Collector Perspective
This appeals to collectors who favor Fairey's decorative and pattern-driven work over his overtly political pieces, and to those who specifically follow his Kai & Sunny collaborations. The floral diamond motif and cream Speckletone paper make it an easy fit for domestic display, working well in living spaces where a calmer, ornamental image is preferred. At an original release price of $90 and an edition of 450, it is one of the more attainable entry points into signed, dated Fairey screen prints. It complements a collection organized around collaborations, floral motifs, or the Stolen Space-published releases, and pairs naturally with the related round and Unity flower variants for collectors building a small thematic grouping.
Historical Context
Obey K&S Flower Diamond belongs to Fairey's contemporary period, when collaborative and decorative output became a steady part of his release calendar alongside his political prints. By 2021 Fairey had an established working relationship with Kai & Sunny, and the floral diamond format recurs in subsequent releases such as the 2023 round variant, marking it as part of an evolving motif rather than a one-off. Its publication through Stolen Space situates it within his European gallery activity rather than his US-based Obey Giant drops. Within his broader arc, this print documents how the OBEY graphic system, born from the late-1980s sticker campaign and propaganda aesthetic, matured into refined, pattern-based editions aimed at a gallery and collector audience.
FAQ
Who did Shepard Fairey collaborate with on this print?
The print is a collaboration with the artist duo Kai & Sunny, as stated in the source description.
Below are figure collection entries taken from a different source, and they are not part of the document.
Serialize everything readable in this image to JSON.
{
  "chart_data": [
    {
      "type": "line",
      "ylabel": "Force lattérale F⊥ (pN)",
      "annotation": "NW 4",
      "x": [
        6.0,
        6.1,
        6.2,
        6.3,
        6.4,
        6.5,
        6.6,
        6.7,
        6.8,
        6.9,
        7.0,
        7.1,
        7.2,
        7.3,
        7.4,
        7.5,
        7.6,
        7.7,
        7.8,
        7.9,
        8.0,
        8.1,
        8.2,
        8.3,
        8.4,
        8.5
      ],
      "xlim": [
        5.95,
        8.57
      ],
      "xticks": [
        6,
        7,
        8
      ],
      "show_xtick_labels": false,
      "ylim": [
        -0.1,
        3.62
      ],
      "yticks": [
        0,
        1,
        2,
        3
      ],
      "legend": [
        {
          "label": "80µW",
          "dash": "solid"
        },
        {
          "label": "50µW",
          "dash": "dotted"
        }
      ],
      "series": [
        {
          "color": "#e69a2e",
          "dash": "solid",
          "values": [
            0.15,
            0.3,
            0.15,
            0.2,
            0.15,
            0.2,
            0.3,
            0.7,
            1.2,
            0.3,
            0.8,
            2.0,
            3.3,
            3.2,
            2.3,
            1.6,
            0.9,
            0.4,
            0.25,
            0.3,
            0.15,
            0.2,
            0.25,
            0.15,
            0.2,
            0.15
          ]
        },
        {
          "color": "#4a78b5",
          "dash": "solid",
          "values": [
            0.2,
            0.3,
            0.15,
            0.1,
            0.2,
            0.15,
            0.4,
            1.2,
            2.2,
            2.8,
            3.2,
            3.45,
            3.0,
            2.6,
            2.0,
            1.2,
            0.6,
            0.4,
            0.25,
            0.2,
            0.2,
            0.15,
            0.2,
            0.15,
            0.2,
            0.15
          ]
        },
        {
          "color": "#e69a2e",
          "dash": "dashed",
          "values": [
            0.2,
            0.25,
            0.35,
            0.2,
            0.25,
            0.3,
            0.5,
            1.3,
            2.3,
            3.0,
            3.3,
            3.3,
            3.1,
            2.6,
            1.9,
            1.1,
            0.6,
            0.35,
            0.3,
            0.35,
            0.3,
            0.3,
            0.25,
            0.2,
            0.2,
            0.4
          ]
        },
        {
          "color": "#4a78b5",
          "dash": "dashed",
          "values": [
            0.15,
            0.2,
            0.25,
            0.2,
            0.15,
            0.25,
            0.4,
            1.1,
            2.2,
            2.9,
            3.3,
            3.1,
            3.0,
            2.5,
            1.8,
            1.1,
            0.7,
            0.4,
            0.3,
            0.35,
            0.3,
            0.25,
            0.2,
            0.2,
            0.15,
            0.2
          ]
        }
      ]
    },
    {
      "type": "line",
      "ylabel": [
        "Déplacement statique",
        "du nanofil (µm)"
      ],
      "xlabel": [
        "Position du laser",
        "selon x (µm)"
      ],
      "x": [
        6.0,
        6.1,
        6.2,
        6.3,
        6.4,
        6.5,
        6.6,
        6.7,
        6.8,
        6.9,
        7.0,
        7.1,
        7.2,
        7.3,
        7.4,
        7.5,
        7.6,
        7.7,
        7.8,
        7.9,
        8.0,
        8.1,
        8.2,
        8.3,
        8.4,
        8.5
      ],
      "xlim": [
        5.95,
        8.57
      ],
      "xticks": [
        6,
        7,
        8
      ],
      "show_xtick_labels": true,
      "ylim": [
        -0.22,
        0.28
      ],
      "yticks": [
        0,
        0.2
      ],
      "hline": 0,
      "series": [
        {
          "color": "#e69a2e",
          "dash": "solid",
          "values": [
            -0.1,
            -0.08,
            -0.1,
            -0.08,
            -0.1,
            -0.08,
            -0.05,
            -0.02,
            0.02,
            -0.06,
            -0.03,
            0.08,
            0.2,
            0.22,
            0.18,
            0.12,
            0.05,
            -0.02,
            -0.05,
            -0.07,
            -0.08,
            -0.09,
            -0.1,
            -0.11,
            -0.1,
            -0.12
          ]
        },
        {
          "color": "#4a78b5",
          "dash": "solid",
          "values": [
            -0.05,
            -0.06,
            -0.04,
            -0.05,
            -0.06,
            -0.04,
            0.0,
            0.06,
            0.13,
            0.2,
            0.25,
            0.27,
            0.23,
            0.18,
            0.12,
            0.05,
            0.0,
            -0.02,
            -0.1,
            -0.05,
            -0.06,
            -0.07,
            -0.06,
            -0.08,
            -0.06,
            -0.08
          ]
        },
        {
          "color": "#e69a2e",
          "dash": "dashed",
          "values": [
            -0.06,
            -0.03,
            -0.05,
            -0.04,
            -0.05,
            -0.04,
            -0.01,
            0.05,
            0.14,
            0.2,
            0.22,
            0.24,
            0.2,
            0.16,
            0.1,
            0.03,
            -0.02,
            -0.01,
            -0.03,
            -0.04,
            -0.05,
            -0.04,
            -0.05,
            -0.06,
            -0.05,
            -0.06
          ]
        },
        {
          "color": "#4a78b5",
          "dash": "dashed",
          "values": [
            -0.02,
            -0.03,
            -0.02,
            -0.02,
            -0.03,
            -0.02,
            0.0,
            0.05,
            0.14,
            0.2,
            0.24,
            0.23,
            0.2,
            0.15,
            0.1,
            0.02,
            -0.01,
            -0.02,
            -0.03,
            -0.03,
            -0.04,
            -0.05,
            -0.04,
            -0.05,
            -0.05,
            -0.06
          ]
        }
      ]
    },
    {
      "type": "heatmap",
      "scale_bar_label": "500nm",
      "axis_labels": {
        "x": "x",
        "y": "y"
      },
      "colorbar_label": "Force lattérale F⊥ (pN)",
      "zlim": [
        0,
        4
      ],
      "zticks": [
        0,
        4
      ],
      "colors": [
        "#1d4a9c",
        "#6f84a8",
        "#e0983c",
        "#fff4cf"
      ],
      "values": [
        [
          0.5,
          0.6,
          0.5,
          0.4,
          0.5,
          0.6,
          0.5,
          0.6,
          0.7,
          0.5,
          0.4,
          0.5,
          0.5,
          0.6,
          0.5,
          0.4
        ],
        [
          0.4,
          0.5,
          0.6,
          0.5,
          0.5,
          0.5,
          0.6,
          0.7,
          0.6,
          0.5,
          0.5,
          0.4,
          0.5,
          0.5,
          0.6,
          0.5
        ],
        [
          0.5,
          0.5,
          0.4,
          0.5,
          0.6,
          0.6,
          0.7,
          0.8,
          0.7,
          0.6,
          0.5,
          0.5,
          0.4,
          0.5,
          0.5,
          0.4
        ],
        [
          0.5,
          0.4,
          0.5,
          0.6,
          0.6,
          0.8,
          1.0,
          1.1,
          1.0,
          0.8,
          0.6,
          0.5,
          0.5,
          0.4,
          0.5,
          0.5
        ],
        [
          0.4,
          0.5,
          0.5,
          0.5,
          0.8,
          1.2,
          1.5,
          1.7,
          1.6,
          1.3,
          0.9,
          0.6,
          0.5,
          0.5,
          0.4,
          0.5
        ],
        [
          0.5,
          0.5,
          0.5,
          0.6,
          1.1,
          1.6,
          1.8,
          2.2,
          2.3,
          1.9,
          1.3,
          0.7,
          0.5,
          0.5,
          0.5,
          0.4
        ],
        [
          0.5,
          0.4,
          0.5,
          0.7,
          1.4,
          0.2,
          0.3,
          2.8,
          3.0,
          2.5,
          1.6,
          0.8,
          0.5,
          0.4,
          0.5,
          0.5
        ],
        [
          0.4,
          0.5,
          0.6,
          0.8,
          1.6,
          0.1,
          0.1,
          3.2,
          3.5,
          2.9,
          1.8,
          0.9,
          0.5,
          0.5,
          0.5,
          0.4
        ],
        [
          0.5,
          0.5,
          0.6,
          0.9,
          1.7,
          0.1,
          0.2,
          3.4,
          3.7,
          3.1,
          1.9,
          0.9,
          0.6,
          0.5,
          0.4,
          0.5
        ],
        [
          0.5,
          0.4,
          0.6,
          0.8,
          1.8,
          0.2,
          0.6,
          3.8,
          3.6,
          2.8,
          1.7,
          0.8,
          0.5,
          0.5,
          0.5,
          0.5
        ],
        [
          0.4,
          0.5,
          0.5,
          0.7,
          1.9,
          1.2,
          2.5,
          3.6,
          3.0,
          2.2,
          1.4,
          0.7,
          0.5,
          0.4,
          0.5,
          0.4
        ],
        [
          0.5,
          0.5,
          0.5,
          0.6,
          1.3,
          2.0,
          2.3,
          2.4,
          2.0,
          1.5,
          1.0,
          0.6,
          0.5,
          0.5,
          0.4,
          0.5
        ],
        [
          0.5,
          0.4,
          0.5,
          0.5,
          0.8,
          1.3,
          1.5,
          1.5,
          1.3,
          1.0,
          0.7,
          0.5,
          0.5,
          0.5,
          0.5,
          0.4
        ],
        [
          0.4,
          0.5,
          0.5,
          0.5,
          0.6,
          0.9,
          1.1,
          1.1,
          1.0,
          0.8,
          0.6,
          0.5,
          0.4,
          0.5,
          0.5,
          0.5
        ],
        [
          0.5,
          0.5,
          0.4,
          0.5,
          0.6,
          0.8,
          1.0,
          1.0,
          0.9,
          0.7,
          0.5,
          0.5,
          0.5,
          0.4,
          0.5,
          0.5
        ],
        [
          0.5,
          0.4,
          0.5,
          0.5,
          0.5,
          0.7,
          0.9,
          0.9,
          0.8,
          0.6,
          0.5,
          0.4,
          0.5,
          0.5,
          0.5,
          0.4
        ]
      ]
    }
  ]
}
The title Obey K+S Flower Diamond references both the OBEY brand and the Kai & Sunny (K&S) partnership, combining Fairey's floral motif with their design sensibility.
What are the print's specifications?
It is a 3-color screen print on cream Speckletone paper, measuring 18 x 24 inches (46 x 61 cm). It was published by Stolen Space in 2021 as a first edition of 450, with an original release price of $90.
How large is the edition?
The first edition is numbered to 450, which is a mid-sized run for a Fairey screen print. The source lists only this First Edition for the work.
What is the subject of the image?
The image presents Fairey's stylized floral motif arranged within a diamond format. It emphasizes ornamental pattern, symmetry and botanical form rather than overt political messaging, reflecting the decorative side of his practice.
Related Works
About the Artist
Shepard Fairey (b. 1970, Charleston, South Carolina) is an American street artist, graphic designer, and activist, and a graduate of the Rhode Island School of Design. His 1989 “André the Giant Has a Posse” sticker grew into the global OBEY GIANT campaign — an ongoing experiment in propaganda, obedience, and visual culture. He reached worldwide recognition with the 2008 “Hope” portrait of Barack Obama, now held by the Smithsonian National Portrait Gallery. Across screen prints, stencils, murals, and collage, Fairey channels propaganda aesthetics toward themes of peace, justice, environmentalism, and civil rights. His work is in the collections of the Museum of Modern Art, the Victoria & Albert Museum, and LACMA.